Maribel has a passion for history, and she especially enjoys exploring the artifacts that different cultures have created and left for us through time. This appreciation for historic artifacts led her to an interest in the Preservation of Cultural Heritage especially related to vernacular architecture and the conservation of earthen constructions. After graduating from the University of Pennsylvania in 1992, Maribel worked in the southwestern United States, documenting and preparing conservation plans for historic adobe structures at Fort Davis and Fort Union, and in archaeological sites of homes and villages built by the Ancient Pueblo peoples or Anasazi tribe, including Mesa Verde and Casa Grande. In the east coast, she has prepared conservation projects for Drayton Hall SC, Jefferson’s Poplar Forest VA and has worked as a preservation architect and architectural conservator in New Jersey, New York, and the Greater Philadelphia area.
In her native Peru, Maribel founded Patrimonio Peru, a not-for-profit organization that received grants for the documentation and preservation of Colonial vernacular architecture in rural Peru from the Getty Foundation and the World Monuments Fund. Maribel has worked with conservation projects including 40 colonial churches in the Oyon Valley and the Iglesia de Nuestra Sra de Guadalupe in Pacasmayo, Trujillo. She has also participated in several Terra International Conferences and is currently a member of the Board of Directors of the International Scientific Committee of Earthen Architectural Heritage (ISEAH) a Committee of ICOMOS international.

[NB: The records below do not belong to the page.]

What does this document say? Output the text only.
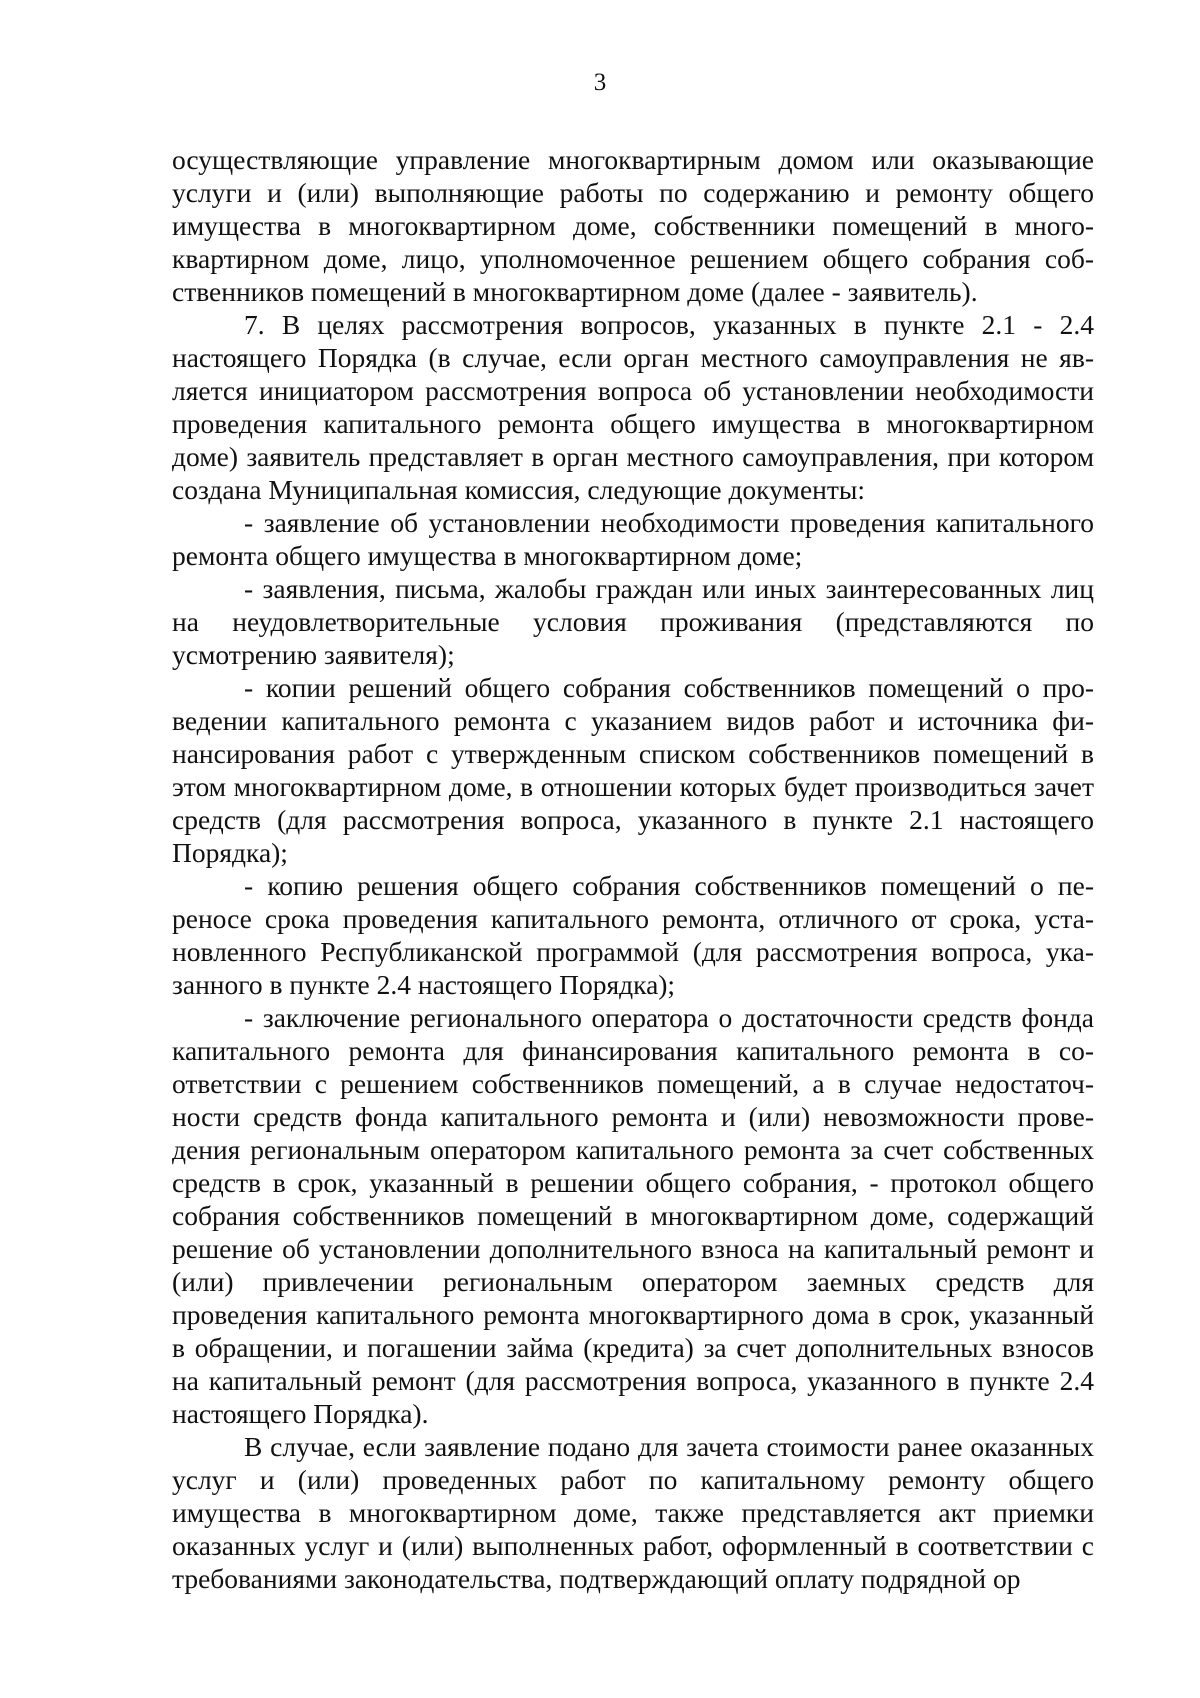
3

осуществляющие управление многоквартирным домом или оказывающие услуги и (или) выполняющие работы по содержанию и ремонту общего имущества в многоквартирном доме, собственники помещений в многоквартирном доме, лицо, уполномоченное решением общего собрания собственников помещений в многоквартирном доме (далее - заявитель).

7. В целях рассмотрения вопросов, указанных в пункте 2.1 - 2.4 настоящего Порядка (в случае, если орган местного самоуправления не является инициатором рассмотрения вопроса об установлении необходимости проведения капитального ремонта общего имущества в многоквартирном доме) заявитель представляет в орган местного самоуправления, при котором создана Муниципальная комиссия, следующие документы:

- заявление об установлении необходимости проведения капитального ремонта общего имущества в многоквартирном доме;

- заявления, письма, жалобы граждан или иных заинтересованных лиц на неудовлетворительные условия проживания (представляются по усмотрению заявителя);

- копии решений общего собрания собственников помещений о проведении капитального ремонта с указанием видов работ и источника финансирования работ с утвержденным списком собственников помещений в этом многоквартирном доме, в отношении которых будет производиться зачет средств (для рассмотрения вопроса, указанного в пункте 2.1 настоящего Порядка);

- копию решения общего собрания собственников помещений о переносе срока проведения капитального ремонта, отличного от срока, установленного Республиканской программой (для рассмотрения вопроса, указанного в пункте 2.4 настоящего Порядка);

- заключение регионального оператора о достаточности средств фонда капитального ремонта для финансирования капитального ремонта в соответствии с решением собственников помещений, а в случае недостаточности средств фонда капитального ремонта и (или) невозможности проведения региональным оператором капитального ремонта за счет собственных средств в срок, указанный в решении общего собрания, - протокол общего собрания собственников помещений в многоквартирном доме, содержащий решение об установлении дополнительного взноса на капитальный ремонт и (или) привлечении региональным оператором заемных средств для проведения капитального ремонта многоквартирного дома в срок, указанный в обращении, и погашении займа (кредита) за счет дополнительных взносов на капитальный ремонт (для рассмотрения вопроса, указанного в пункте 2.4 настоящего Порядка).

В случае, если заявление подано для зачета стоимости ранее оказанных услуг и (или) проведенных работ по капитальному ремонту общего имущества в многоквартирном доме, также представляется акт приемки оказанных услуг и (или) выполненных работ, оформленный в соответствии с требованиями законодательства, подтверждающий оплату подрядной ор
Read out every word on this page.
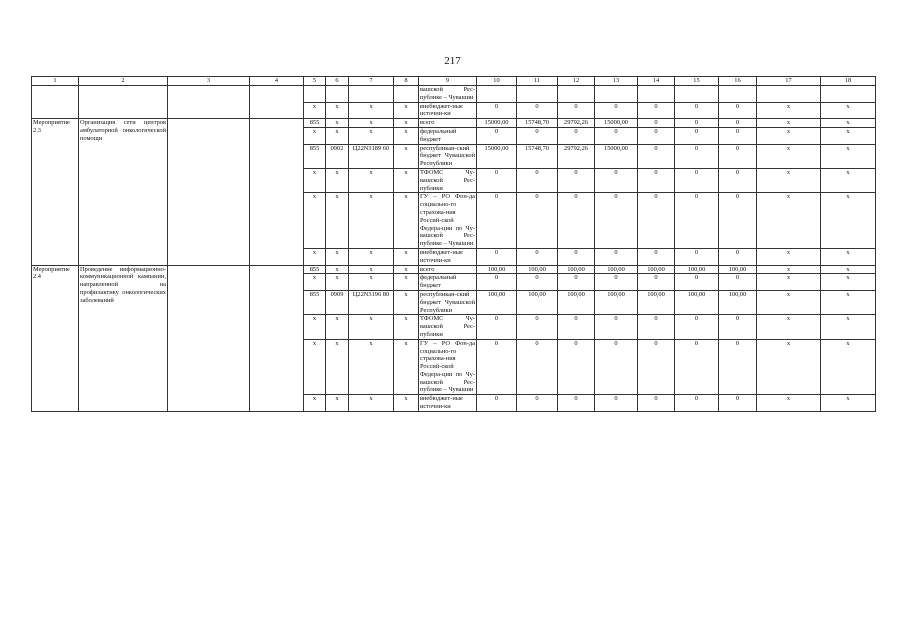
217
1	2	3	4	5	6	7	8	9	10	11	12	13	14	15	16	17	18
								вашской Рес-публике – Чувашии									
				x	x	x	x	внебюджет-ные источни-ки	0	0	0	0	0	0	0	x	x
Мероприятие 2.3	Организация сети центров амбулаторной онкологической помощи			855	х	х	х	всего	15000,00	15748,70	29792,26	15000,00	0	0	0	x	x
				x	x	x	x	федеральный бюджет	0	0	0	0	0	0	0	x	x
				855	0902	Ц22N3189 60	x	республикан-ский бюджет Чувашской Республики	15000,00	15748,70	29792,26	15000,00	0	0	0	x	x
				x	x	x	x	ТФОМС Чу-вашской Рес-публики	0	0	0	0	0	0	0	x	x
				x	x	x	x	ГУ – РО Фон-да социально-го страхова-ния Россий-ской Федера-ции по Чу-вашской Рес-публике – Чувашии	0	0	0	0	0	0	0	x	x
				x	x	x	x	внебюджет-ные источни-ки	0	0	0	0	0	0	0	x	x
Мероприятие 2.4	Проведение информационно-коммуникационной кампании, направленной на профилактику онкологических заболеваний			855	х	х	х	всего	100,00	100,00	100,00	100,00	100,00	100,00	100,00	x	x
				x	x	x	x	федеральный бюджет	0	0	0	0	0	0	0	x	x
				855	0909	Ц22N3196 80	x	республикан-ский бюджет Чувашской Республики	100,00	100,00	100,00	100,00	100,00	100,00	100,00	x	x
				x	x	x	x	ТФОМС Чу-вашской Рес-публики	0	0	0	0	0	0	0	x	x
				x	x	x	x	ГУ – РО Фон-да социально-го страхова-ния Россий-ской Федера-ции по Чу-вашской Рес-публике – Чувашии	0	0	0	0	0	0	0	x	x
				x	x	x	x	внебюджет-ные источни-ки	0	0	0	0	0	0	0	x	x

Current advisors: Carla Guerrón Montero (ANTH), Vicki Cassman (ARTC), Jon Cox (ART), Jessica Horton (ARTH), Peter Roe (ANTH), Lyndsay Naylor (GEOG) and Paul Jackson (GEOG).
TOPIC: Preservation of Indigenous Cultural Landscapes
The focus of my dissertation is the preservation of Indigenous Landscapes in the Rainforest of Peru. My research will comprise the documentation of a specific area in the Peruvian Amazon to identify both the tangible and intangible material culture of the members of the Esa’Eja indigenous community. My plan is to categorize the main preservation challenges and develop options to protect their endangered culture. I will address preservation practices from an interdisciplinary point of view, involving professionals from the fields of anthropology, tourism, geopolitics, and environmental and public policy.
The protection of indigenous material culture and cultural landscapes may be considered a local problem, but it is global in scale. As multinational interests continue to concentrate on gaining access to our scarce natural resources and governments apply laws and regulations to constrict indigenous communities’ territories, indigenous people face the depletion of their natural resources and struggle to keep and protect their traditional territories.